Bonkers

Nick Cleaton nick at cleaton.net
Fri May 11 08:17:46 BST 2007


On Thu, May 10, 2007 at 10:50:54PM +0100, Stig Brautaset wrote:
> 
> No, I was not intending the xor-trick. I don't like those types of  
> questions. Rather, I'd try to see if they understood pointers enough  
> to get rid of the index variables.
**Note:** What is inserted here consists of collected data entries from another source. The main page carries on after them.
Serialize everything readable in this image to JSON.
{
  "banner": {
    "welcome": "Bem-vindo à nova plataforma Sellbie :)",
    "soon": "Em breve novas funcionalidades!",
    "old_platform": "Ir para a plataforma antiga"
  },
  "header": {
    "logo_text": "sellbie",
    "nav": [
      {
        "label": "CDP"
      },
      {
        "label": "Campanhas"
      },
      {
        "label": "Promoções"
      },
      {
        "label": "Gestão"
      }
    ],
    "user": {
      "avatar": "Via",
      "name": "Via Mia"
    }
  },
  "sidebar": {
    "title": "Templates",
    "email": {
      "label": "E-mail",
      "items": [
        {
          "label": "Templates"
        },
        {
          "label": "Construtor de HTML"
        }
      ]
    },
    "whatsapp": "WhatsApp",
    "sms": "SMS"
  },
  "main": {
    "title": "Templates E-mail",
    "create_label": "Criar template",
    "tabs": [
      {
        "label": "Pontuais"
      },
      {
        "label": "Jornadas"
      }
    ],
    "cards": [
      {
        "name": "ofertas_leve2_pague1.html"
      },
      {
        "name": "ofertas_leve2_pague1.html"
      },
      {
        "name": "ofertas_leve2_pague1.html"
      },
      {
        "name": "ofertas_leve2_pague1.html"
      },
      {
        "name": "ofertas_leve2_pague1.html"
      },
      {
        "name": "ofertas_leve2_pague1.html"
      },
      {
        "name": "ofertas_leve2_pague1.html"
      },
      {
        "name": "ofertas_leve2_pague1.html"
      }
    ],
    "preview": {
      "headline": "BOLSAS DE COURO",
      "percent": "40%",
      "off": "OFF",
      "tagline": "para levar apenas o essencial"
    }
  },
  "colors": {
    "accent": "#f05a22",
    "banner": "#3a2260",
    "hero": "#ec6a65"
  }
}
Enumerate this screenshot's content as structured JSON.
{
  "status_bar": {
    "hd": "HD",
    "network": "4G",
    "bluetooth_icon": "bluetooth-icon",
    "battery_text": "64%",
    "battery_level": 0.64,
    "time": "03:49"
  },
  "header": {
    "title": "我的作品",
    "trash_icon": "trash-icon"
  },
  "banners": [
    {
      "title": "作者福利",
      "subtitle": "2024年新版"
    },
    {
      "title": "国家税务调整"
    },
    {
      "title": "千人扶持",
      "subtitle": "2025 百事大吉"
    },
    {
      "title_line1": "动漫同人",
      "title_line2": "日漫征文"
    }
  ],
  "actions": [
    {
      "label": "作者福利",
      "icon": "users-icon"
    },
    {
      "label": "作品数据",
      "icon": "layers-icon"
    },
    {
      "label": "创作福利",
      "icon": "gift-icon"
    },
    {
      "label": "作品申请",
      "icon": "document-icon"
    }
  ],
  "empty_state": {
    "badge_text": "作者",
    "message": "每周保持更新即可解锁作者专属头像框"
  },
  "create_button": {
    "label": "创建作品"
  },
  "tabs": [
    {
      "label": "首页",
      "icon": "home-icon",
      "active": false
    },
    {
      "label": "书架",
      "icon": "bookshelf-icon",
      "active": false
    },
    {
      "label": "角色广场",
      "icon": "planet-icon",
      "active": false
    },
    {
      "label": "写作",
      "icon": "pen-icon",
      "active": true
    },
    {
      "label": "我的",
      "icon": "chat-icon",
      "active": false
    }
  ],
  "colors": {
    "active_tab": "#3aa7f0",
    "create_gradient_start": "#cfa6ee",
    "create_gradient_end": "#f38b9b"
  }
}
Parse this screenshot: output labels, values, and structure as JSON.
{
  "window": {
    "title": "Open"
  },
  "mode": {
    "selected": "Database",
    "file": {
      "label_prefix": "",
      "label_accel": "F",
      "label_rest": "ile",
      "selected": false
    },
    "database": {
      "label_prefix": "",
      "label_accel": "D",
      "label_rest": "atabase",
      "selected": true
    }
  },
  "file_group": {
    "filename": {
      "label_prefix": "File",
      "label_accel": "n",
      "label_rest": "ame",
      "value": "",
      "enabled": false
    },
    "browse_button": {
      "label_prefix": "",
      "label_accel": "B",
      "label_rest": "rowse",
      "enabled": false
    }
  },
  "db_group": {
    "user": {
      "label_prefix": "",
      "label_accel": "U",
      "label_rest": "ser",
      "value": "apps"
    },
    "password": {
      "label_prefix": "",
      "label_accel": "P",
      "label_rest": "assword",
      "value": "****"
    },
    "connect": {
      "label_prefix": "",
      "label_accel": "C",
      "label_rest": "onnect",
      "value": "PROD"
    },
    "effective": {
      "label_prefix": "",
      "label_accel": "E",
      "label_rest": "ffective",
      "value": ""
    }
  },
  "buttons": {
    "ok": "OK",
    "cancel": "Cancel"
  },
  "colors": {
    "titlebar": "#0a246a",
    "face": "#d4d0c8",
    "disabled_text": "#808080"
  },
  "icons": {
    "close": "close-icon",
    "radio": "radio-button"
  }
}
Something like the following:
> 
> #include <stdio.h>
> #include <string.h>
> 
> int main(void)
> {
>     char s[] = "hello world";
> 
>     char *h = s;
>     char *t = strchr(s, '\0');
>     while (h < t) {
>         char c = *h;
>         *h++ = *--t;
>         *t = c;
>     }
> 
>     puts(s);
> 
>     return 0;
> }

When I'm the interviewer, I'm always tempted to take the
questions as far as I can, so I'd be asking the candidate for
a way to make that code run a little bit faster, and giving
hints if they don't know.  Even if the job is unlikely to
revolve around speed critical C coding.
 
Sometimes I think this is a mistake, because some candidates
can get frustrated when asked stuff that they don't know, and
start to get annoyed if they think the question is irrelevant
or too artificial.

I suppose being evaluated on technical ability can be quite
emotionally charged, for someone who takes pride in it.